Flanders and Homer both are presented as ridiculous; both are the butts of "the joke" about fathers and adults generally. Flanders is, however, clearly acknowledged as the better person of the two.

Nevertheless, we're expected to empathize more with Homer, the "lovable slob."

The heroes of "The Simpsons" of course are the children - Bart and Lisa.

Lisa is a tamer mirror image of Flanders but on the Left, and hipper, while Bart is a tamer mirror image of Homer, and smarter.

Hans Moleman represents the categorical imperative in the following three ways: ... oh hell, I have to get back to work now.

Anonymous said...

"Flanders and Homer both are presented as ridiculous; both are the butts of 'the joke' about fathers and adults generally. Flanders is, however, clearly acknowledged as the better person of the two.

Nevertheless, we're expected to empathize more with Homer, the 'lovable slob.'"

I'll agree with all of that, except to add that somewhere along the line Homer passed from "lovable slob" to "outright jerk," and it's his metamorphosis, not that of Flanders or any other supporting character, that marks when the show began to go downhill. It still has funny one-liners, but the plots no longer hold together well.

Anonymous said...

Interesting contrast between drama's and sitcoms.
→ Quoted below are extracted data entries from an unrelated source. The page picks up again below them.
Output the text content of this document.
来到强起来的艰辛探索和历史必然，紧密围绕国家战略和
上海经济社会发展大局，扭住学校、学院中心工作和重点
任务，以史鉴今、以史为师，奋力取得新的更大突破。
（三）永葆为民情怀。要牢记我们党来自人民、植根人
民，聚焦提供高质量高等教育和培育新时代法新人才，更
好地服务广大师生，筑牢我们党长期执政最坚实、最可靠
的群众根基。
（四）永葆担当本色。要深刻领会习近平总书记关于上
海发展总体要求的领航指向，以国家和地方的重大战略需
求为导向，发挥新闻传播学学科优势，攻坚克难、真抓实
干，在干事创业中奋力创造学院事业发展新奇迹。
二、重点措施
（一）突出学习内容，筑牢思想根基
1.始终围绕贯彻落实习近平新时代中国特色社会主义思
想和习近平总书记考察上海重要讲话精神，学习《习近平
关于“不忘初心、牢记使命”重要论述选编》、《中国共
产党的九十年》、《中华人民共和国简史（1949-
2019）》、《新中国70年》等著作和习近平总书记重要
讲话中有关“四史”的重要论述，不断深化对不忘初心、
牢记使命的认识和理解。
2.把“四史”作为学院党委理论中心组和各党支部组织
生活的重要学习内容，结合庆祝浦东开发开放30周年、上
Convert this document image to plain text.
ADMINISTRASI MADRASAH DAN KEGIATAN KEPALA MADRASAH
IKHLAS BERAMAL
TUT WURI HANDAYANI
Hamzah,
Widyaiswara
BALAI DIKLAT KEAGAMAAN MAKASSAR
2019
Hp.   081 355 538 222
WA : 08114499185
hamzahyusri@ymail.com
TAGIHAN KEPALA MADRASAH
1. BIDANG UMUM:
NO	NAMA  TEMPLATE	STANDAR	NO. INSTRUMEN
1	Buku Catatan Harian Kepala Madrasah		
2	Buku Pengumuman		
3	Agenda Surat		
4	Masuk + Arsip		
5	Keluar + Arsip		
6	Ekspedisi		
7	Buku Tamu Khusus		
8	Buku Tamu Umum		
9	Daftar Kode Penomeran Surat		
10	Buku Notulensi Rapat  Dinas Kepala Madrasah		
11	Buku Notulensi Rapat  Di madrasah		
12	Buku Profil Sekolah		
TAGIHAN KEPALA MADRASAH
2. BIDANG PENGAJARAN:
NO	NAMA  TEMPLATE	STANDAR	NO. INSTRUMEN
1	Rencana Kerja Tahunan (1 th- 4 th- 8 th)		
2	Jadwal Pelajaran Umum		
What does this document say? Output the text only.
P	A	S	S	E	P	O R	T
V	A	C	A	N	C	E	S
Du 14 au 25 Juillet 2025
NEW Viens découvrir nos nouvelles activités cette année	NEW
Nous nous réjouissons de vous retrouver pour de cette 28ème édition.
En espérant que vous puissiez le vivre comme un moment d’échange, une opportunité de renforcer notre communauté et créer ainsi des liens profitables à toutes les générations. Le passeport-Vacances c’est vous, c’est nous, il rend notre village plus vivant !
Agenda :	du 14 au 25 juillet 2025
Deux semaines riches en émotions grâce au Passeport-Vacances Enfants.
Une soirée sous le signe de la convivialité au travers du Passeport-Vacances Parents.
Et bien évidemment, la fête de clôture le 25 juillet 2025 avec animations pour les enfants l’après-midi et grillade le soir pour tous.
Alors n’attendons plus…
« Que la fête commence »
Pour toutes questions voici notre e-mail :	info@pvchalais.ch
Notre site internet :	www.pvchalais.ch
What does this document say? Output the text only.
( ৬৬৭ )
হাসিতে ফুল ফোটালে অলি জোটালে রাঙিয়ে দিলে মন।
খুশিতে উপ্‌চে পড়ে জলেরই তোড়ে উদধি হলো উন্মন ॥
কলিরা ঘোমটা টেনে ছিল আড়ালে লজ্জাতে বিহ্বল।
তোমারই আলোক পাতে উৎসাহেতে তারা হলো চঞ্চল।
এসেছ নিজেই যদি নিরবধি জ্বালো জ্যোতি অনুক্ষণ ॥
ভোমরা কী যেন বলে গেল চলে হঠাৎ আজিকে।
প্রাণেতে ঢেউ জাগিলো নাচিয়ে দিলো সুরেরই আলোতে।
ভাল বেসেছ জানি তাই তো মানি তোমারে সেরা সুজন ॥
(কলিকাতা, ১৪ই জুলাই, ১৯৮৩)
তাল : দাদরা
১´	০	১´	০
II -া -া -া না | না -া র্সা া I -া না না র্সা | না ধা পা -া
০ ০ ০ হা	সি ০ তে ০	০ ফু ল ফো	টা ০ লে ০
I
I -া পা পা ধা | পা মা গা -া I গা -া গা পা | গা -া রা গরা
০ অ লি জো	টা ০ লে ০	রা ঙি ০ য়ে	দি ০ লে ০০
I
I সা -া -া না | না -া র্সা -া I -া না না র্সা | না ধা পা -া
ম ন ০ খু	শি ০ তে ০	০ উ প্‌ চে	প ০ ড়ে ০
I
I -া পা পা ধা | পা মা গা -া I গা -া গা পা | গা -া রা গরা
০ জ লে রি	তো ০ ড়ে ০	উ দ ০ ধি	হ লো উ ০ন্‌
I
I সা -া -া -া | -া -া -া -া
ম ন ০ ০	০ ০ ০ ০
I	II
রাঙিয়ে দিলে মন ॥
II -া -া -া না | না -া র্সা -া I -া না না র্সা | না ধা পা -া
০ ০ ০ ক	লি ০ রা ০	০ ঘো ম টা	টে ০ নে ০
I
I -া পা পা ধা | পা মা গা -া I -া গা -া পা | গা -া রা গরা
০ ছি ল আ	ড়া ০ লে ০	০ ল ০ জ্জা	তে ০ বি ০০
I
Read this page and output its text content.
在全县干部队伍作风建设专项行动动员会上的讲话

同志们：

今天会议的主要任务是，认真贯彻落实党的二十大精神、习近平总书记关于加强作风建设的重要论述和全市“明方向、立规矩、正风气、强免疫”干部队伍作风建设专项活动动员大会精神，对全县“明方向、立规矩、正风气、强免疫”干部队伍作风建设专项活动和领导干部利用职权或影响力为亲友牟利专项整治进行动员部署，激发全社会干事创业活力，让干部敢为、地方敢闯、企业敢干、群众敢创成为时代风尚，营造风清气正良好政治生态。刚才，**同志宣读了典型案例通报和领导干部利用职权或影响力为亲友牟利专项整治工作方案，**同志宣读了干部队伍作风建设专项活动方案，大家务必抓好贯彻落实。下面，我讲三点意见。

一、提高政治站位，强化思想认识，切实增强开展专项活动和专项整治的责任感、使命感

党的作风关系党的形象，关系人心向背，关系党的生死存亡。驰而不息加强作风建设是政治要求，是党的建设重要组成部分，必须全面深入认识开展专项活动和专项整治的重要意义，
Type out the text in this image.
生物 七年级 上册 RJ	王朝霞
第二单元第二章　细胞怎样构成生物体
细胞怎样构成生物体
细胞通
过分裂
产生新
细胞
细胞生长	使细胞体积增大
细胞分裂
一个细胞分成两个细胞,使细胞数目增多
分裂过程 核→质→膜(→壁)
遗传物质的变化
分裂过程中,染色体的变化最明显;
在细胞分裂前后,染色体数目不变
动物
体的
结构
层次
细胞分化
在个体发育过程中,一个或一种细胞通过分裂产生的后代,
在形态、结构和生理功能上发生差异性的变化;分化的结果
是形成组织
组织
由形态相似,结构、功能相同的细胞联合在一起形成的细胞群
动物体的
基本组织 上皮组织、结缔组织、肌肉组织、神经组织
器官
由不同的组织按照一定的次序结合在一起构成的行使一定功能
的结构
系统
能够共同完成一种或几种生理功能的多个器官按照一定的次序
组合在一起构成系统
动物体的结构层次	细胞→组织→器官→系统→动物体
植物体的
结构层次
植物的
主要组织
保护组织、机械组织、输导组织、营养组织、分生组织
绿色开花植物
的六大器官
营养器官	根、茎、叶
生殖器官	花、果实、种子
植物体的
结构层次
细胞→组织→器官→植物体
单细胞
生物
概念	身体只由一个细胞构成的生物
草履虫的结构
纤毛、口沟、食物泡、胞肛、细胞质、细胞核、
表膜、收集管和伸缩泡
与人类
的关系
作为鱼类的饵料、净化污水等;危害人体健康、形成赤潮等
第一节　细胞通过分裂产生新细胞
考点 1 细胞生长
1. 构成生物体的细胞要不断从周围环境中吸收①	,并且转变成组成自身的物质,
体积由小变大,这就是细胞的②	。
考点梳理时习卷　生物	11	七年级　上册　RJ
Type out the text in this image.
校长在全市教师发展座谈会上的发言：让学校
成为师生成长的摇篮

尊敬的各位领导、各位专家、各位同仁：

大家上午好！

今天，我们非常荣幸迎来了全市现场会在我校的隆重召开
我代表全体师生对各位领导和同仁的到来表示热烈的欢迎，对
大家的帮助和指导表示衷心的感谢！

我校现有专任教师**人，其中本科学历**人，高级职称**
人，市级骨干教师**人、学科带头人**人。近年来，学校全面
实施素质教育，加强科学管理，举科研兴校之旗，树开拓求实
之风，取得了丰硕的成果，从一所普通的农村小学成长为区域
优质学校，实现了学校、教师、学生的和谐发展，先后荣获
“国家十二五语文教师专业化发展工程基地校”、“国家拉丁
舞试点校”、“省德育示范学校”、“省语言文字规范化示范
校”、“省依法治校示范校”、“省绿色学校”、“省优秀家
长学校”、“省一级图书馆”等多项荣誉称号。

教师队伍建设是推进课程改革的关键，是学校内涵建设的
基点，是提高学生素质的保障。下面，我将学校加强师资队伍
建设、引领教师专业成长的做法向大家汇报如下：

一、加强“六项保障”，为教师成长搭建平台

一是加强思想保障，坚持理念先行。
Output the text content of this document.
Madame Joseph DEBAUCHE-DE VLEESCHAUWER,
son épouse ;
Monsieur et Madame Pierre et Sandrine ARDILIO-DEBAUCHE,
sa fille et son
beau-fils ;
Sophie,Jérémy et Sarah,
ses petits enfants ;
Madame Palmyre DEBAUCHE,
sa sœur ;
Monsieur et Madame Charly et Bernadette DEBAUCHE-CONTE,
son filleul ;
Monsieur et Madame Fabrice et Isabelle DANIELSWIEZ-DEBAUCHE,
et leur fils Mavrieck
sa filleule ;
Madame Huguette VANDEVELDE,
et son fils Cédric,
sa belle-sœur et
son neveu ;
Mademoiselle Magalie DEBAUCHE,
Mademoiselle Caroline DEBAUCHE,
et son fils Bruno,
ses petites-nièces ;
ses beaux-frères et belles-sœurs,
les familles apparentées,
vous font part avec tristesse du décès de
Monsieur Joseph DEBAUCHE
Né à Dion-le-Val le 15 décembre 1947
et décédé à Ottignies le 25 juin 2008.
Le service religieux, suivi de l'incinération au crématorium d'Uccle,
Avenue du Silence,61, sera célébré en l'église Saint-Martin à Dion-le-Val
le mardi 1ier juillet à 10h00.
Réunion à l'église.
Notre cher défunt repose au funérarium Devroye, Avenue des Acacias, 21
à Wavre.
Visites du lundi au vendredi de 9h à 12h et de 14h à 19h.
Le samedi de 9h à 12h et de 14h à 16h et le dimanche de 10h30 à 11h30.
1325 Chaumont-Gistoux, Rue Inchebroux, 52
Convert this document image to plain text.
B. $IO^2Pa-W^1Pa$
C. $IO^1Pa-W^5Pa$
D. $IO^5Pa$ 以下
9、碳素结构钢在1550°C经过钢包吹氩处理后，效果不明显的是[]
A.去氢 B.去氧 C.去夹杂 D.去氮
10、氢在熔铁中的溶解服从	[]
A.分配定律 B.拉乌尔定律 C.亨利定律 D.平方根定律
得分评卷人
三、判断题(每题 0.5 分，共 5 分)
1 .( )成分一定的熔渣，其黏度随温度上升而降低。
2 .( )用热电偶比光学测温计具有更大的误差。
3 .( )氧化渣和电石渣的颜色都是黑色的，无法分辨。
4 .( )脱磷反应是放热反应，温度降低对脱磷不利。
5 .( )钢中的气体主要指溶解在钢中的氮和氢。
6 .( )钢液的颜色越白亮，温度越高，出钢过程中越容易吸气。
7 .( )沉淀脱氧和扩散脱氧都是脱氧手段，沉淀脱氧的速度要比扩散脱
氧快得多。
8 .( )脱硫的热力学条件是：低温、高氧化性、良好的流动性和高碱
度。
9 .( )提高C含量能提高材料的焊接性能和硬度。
I've had the time to go back revisit the drama's and sitcoms of my youth, now out on DVD.

Without fail, the best of the sitcoms holdup and are still enjoyable.

The drama's are a different story. Its amazing how many drama's like "I Spy" "Mission Impossible"; "Naked City" "Rockford files" etc. come off as dull, padded, predictable, or just plain preachy. Some episodes are pure gold, but most are now simply unwatchable.